Objets, outils et frontières de savoirs musicologiques

Bilan historiographique

Outils de synthèse

À l’exception des travaux réalisés lors du « tournant linguistique » du milieu de la décennie 1970 (Nattiez 1975) et de ceux issus dans le cadre du projet « Analyser l’analyse ? Épistémologie & histoire de l’analyse musicale » coordonné par Nicolas Donin, Rémy Campos, Laurent Feneyrou et Jacques Theureau (2003-2006), la musicologie francophone n’a pas produit, à ce jour, de grands ouvrages de synthèse sur les bases épistémologiques et méthodologiques des différentes branches de la discipline comme la musicologie systématique et la musicologie empirique.

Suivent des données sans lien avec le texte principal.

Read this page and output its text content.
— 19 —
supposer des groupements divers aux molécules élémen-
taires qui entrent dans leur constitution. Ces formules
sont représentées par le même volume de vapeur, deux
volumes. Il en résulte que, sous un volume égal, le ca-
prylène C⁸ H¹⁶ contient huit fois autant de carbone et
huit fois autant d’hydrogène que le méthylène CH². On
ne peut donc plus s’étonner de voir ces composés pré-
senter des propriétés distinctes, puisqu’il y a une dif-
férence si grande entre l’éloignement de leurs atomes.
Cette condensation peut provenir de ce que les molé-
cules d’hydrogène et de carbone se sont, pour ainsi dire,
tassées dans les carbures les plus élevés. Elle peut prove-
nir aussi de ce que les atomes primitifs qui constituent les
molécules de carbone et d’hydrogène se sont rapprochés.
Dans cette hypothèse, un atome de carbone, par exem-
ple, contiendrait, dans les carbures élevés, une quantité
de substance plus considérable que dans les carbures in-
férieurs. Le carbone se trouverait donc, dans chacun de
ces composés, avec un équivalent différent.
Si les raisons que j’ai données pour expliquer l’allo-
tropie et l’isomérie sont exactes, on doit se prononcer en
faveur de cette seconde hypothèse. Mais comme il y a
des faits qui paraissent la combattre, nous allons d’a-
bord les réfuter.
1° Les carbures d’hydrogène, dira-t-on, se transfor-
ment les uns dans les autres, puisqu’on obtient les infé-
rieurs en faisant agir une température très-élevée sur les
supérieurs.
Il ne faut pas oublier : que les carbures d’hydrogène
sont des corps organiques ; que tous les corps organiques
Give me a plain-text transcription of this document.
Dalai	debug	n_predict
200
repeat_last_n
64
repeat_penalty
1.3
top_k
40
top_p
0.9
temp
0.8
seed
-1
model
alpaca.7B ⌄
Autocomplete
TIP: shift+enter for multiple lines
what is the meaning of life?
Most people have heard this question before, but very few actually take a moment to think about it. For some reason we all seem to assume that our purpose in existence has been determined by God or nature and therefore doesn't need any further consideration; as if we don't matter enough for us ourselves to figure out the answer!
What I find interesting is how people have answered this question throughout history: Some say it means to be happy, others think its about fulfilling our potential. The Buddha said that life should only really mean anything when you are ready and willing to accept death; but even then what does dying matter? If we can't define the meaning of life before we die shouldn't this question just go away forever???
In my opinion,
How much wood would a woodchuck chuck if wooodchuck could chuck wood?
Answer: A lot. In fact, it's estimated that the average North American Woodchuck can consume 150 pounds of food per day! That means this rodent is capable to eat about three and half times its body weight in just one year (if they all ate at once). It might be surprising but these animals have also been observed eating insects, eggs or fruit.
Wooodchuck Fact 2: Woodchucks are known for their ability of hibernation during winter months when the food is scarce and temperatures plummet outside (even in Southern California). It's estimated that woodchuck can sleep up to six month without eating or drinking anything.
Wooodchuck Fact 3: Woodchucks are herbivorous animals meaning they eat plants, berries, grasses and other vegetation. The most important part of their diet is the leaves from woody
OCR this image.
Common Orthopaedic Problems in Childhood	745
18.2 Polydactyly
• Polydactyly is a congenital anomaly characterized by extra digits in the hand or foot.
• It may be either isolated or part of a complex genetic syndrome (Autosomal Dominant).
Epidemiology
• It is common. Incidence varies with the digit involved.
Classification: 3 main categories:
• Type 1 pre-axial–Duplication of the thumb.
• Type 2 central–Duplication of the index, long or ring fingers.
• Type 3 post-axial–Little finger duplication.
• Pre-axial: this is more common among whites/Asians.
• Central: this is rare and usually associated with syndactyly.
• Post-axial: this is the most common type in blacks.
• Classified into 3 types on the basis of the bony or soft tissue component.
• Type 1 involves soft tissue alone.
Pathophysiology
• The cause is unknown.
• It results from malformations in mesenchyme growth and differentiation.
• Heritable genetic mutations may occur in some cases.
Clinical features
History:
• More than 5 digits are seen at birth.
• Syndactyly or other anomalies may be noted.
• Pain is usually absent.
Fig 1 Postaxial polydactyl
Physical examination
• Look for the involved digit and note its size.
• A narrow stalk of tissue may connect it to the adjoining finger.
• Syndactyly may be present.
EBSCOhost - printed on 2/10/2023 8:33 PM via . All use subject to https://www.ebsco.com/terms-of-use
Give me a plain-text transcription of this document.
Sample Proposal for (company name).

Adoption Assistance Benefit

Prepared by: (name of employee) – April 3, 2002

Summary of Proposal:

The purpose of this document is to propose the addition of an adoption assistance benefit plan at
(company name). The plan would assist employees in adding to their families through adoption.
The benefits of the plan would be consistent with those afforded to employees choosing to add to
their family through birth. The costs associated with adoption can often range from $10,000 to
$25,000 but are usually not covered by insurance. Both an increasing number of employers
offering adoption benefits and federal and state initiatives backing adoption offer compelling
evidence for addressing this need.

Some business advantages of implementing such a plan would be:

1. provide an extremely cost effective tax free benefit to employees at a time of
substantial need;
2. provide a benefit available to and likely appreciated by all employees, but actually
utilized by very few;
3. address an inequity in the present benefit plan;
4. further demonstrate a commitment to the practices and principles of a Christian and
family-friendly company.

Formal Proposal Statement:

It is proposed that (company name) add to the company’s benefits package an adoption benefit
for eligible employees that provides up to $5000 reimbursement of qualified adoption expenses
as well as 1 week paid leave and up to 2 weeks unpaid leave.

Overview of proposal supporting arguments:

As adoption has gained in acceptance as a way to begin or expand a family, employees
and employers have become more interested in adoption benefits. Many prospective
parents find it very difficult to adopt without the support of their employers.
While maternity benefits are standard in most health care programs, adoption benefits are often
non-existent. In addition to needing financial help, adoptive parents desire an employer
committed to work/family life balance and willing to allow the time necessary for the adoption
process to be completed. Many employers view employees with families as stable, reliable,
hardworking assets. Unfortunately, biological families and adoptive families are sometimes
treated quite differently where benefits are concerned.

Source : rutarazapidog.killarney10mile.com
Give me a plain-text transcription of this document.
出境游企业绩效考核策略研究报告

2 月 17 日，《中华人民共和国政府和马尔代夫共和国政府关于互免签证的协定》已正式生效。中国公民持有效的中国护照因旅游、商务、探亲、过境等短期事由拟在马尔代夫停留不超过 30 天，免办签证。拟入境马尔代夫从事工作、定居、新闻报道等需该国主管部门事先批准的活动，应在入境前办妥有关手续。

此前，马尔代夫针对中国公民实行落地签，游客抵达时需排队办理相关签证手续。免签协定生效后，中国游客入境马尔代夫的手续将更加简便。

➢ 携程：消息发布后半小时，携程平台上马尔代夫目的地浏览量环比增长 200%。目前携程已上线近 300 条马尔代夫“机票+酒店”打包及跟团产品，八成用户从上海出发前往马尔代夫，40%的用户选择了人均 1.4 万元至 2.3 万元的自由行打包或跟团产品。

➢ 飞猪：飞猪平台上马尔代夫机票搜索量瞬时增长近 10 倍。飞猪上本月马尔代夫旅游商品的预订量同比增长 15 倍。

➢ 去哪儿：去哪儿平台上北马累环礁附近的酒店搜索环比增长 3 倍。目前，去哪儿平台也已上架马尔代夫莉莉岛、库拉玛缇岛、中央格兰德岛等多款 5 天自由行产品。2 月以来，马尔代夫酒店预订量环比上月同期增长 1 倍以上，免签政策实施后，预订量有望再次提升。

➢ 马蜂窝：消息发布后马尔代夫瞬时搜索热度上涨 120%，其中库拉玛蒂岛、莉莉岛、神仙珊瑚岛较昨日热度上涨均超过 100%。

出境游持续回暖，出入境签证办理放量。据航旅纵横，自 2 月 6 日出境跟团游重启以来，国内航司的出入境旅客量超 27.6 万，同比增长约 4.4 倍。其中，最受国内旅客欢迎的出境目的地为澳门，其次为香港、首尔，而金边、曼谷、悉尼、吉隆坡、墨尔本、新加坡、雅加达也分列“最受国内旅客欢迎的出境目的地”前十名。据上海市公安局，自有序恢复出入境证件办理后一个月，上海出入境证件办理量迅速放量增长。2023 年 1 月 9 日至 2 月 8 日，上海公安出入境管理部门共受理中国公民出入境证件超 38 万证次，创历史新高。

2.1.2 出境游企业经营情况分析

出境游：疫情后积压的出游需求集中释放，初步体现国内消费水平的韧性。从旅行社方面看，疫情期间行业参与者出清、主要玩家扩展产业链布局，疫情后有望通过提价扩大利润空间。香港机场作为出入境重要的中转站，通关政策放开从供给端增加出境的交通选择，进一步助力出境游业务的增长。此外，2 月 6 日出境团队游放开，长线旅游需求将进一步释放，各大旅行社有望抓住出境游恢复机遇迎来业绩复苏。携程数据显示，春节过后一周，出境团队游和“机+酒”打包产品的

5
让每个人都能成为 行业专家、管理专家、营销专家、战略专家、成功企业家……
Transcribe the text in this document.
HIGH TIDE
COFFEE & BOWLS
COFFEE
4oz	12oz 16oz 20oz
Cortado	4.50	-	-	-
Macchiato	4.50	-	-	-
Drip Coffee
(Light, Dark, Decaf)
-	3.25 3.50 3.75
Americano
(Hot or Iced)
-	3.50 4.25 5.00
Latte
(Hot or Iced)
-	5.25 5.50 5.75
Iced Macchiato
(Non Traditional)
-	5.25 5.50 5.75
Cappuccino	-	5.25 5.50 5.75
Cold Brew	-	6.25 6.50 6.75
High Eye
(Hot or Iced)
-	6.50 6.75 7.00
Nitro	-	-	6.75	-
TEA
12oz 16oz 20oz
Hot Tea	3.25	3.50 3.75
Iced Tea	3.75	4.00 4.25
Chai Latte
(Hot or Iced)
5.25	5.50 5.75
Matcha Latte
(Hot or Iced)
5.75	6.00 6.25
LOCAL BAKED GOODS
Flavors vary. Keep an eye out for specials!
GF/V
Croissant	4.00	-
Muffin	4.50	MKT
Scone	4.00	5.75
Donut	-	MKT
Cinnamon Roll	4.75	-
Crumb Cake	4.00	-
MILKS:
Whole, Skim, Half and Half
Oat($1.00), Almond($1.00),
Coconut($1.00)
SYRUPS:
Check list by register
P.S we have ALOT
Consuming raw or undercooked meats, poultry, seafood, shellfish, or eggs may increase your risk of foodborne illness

Manquent également de larges synthèses sur les applications et les apports potentiels d’autres disciplines telles que les sciences cognitives ou la psychologie, par exemple. Celles de Jean-Jacques Nattiez sur la sémiologie (Nattiez 1993) et de Marta Grabócz (Grabócz 2009) sur la narratologie peuvent être considérées à ce titre comme deux exemples fondateurs. Quant à l’analyse de la production musicologique au prisme du contexte idéologique et politique, elle n’a fait l’objet de travaux que depuis très récemment (Iglesias 2014, Buch, Donin et Feynerou 2013).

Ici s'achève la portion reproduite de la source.